If you are in a fixed-term mortgage, you can likely "over-pay" a fixed amount of the capital each year: typically 10%. Eg if you owe £300,000 on the mortgage, you can pay off an additional £30,000 this year. Next year you'd owe something like £260,000 so could pay off £26,000. You'd need to check the terms of your mortgage to see what this limit is. You can actually pay off more than this, but would become liable to pay an "early repayment fee" or similar, which is usually something like 3-5% of the mortgage amount. Note that this usually means you would need to re-finance the mortgage anyway
If you are not on a fixed-term mortgage than, in the UK at least, you are pretty much free to over-pay as much as you would like or refinance the mortgage.

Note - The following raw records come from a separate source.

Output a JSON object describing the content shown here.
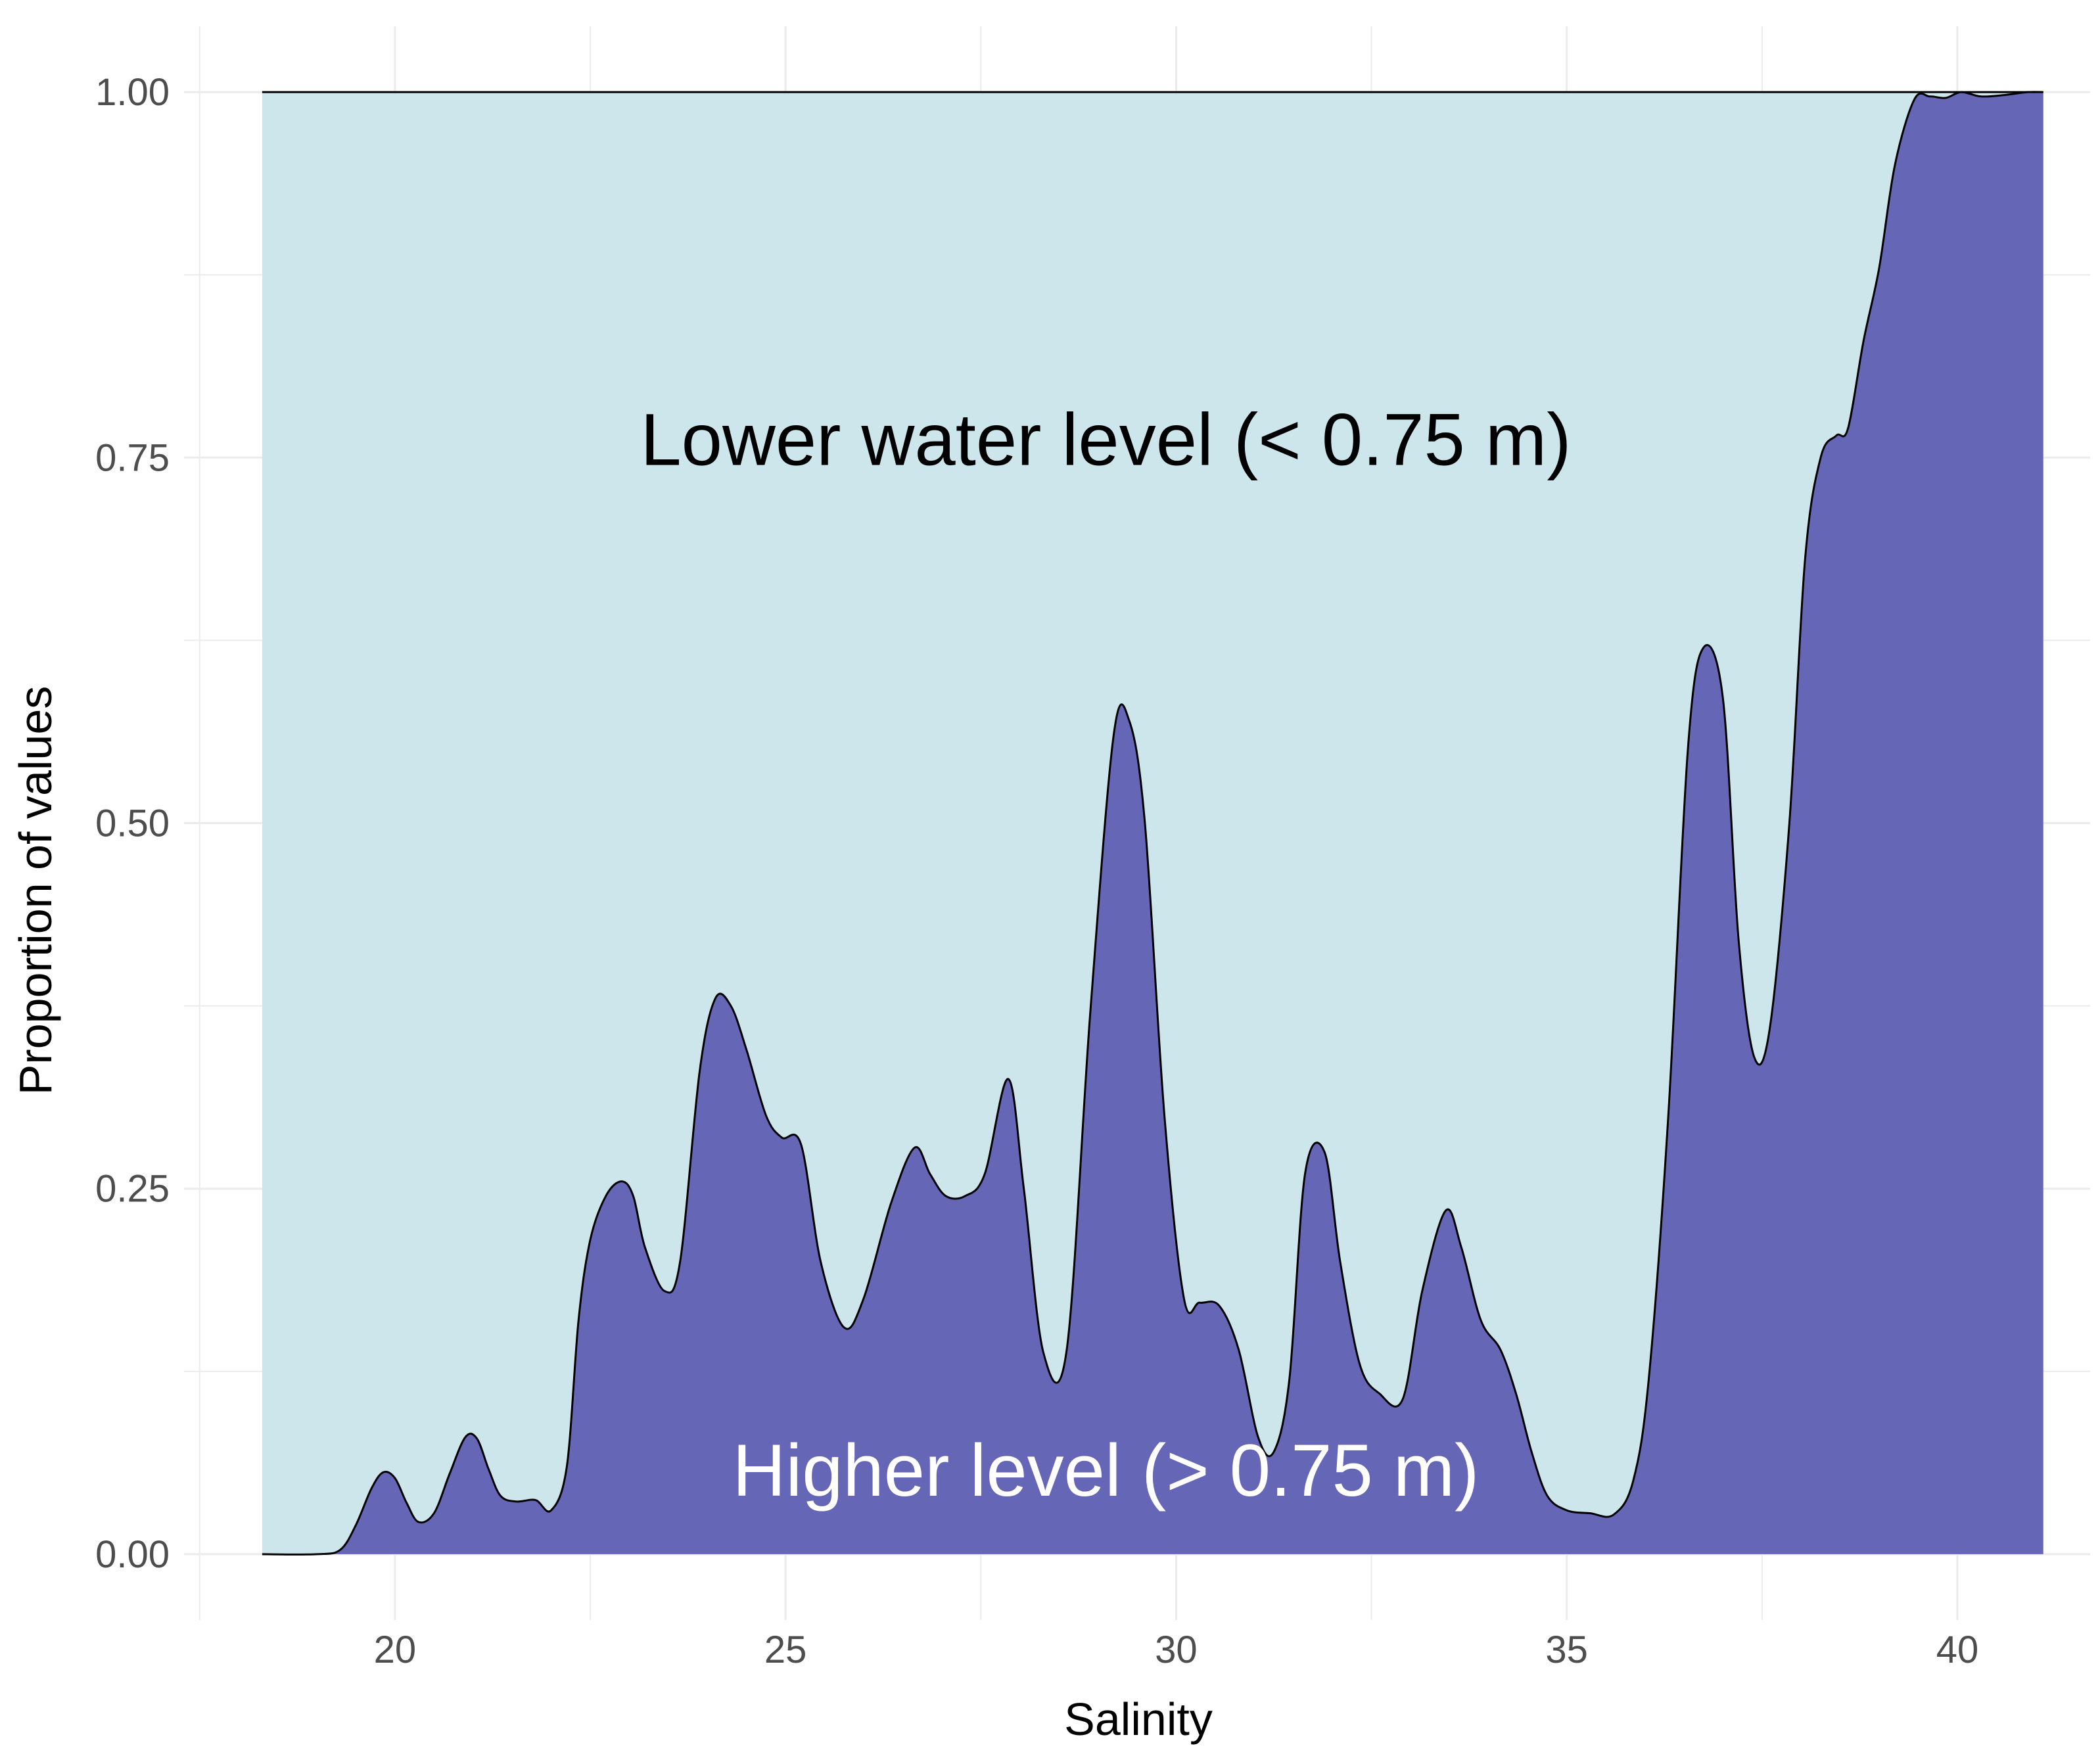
{
  "chart_data": {
    "type": "area",
    "title": "",
    "xlabel": "Salinity",
    "ylabel": "Proportion of values",
    "xlim": [
      17.3,
      41.7
    ],
    "ylim": [
      -0.045,
      1.045
    ],
    "x_ticks": [
      20,
      25,
      30,
      35,
      40
    ],
    "x_tick_labels": [
      "20",
      "25",
      "30",
      "35",
      "40"
    ],
    "y_ticks": [
      0,
      0.25,
      0.5,
      0.75,
      1
    ],
    "y_tick_labels": [
      "0.00",
      "0.25",
      "0.50",
      "0.75",
      "1.00"
    ],
    "grid": true,
    "legend": "none",
    "colors": {
      "upper_fill": "#cde6ec",
      "lower_fill": "#6566b6",
      "outline": "#000000",
      "grid": "#ebebeb"
    },
    "annotations": [
      {
        "text": "Lower water level (< 0.75 m)",
        "x": 29.1,
        "y": 0.745,
        "color": "#000000"
      },
      {
        "text": "Higher level (> 0.75 m)",
        "x": 29.1,
        "y": 0.04,
        "color": "#ffffff"
      }
    ],
    "series": [
      {
        "name": "Lower water level (< 0.75 m)",
        "x": [
          18.3,
          41.1
        ],
        "y": [
          1,
          1
        ]
      },
      {
        "name": "Higher level (> 0.75 m)",
        "x": [
          18.3,
          19.0,
          19.3,
          19.5,
          19.7,
          19.85,
          20.0,
          20.15,
          20.3,
          20.5,
          20.7,
          20.9,
          21.05,
          21.2,
          21.35,
          21.55,
          21.8,
          22.0,
          22.2,
          22.35,
          22.5,
          22.7,
          22.9,
          23.05,
          23.2,
          23.45,
          23.65,
          23.9,
          24.1,
          24.3,
          24.5,
          24.75,
          24.95,
          25.2,
          25.45,
          25.75,
          26.0,
          26.35,
          26.65,
          26.85,
          27.05,
          27.3,
          27.55,
          27.85,
          28.05,
          28.3,
          28.6,
          28.9,
          29.2,
          29.4,
          29.6,
          29.85,
          30.1,
          30.3,
          30.55,
          30.8,
          31.05,
          31.25,
          31.45,
          31.65,
          31.9,
          32.1,
          32.35,
          32.6,
          32.9,
          33.15,
          33.45,
          33.65,
          33.9,
          34.15,
          34.35,
          34.55,
          34.75,
          35.0,
          35.3,
          35.6,
          35.85,
          36.05,
          36.3,
          36.55,
          36.75,
          37.0,
          37.2,
          37.4,
          37.6,
          37.85,
          38.05,
          38.25,
          38.45,
          38.6,
          38.8,
          39.0,
          39.2,
          39.45,
          39.65,
          39.85,
          40.05,
          40.3,
          40.6,
          40.9,
          41.1
        ],
        "y": [
          0,
          0,
          0.003,
          0.02,
          0.045,
          0.056,
          0.052,
          0.035,
          0.022,
          0.028,
          0.055,
          0.08,
          0.079,
          0.058,
          0.04,
          0.036,
          0.037,
          0.03,
          0.06,
          0.16,
          0.215,
          0.245,
          0.255,
          0.245,
          0.21,
          0.18,
          0.2,
          0.33,
          0.38,
          0.375,
          0.345,
          0.3,
          0.285,
          0.28,
          0.2,
          0.155,
          0.175,
          0.24,
          0.278,
          0.26,
          0.245,
          0.245,
          0.26,
          0.325,
          0.25,
          0.138,
          0.14,
          0.37,
          0.56,
          0.57,
          0.5,
          0.3,
          0.175,
          0.172,
          0.17,
          0.14,
          0.08,
          0.07,
          0.12,
          0.26,
          0.275,
          0.2,
          0.13,
          0.11,
          0.106,
          0.18,
          0.235,
          0.21,
          0.16,
          0.14,
          0.11,
          0.07,
          0.04,
          0.03,
          0.028,
          0.027,
          0.05,
          0.12,
          0.3,
          0.55,
          0.62,
          0.585,
          0.42,
          0.34,
          0.36,
          0.5,
          0.68,
          0.75,
          0.765,
          0.77,
          0.83,
          0.88,
          0.95,
          0.995,
          0.997,
          0.996,
          1.0,
          0.997,
          0.998,
          1.0,
          1.0
        ]
      }
    ]
  }
}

If you are in a fixed-term mortgage, it is usually better to simply over-pay by that maximum allowed amount until the fixed period ends, at which point you can re-finance onto a mortgage that allows higher overpayments. This isn't always the case, though, depending on your interest rate, how high the early repayment charge is, and how much you are able to over-pay. At the very least, you're going to need to do some sums!
If you do choose to over-pay up to the limit, then you'd want to over-pay as much as you can at the start of the year (ie don't divide the over-payment by 12, pay it all as early as you can) to reduce interest payments. Then once you hit the limit, put the rest into a savings account: once you are out of the fixed term you can then pay the rest as a lump sum when refinancing.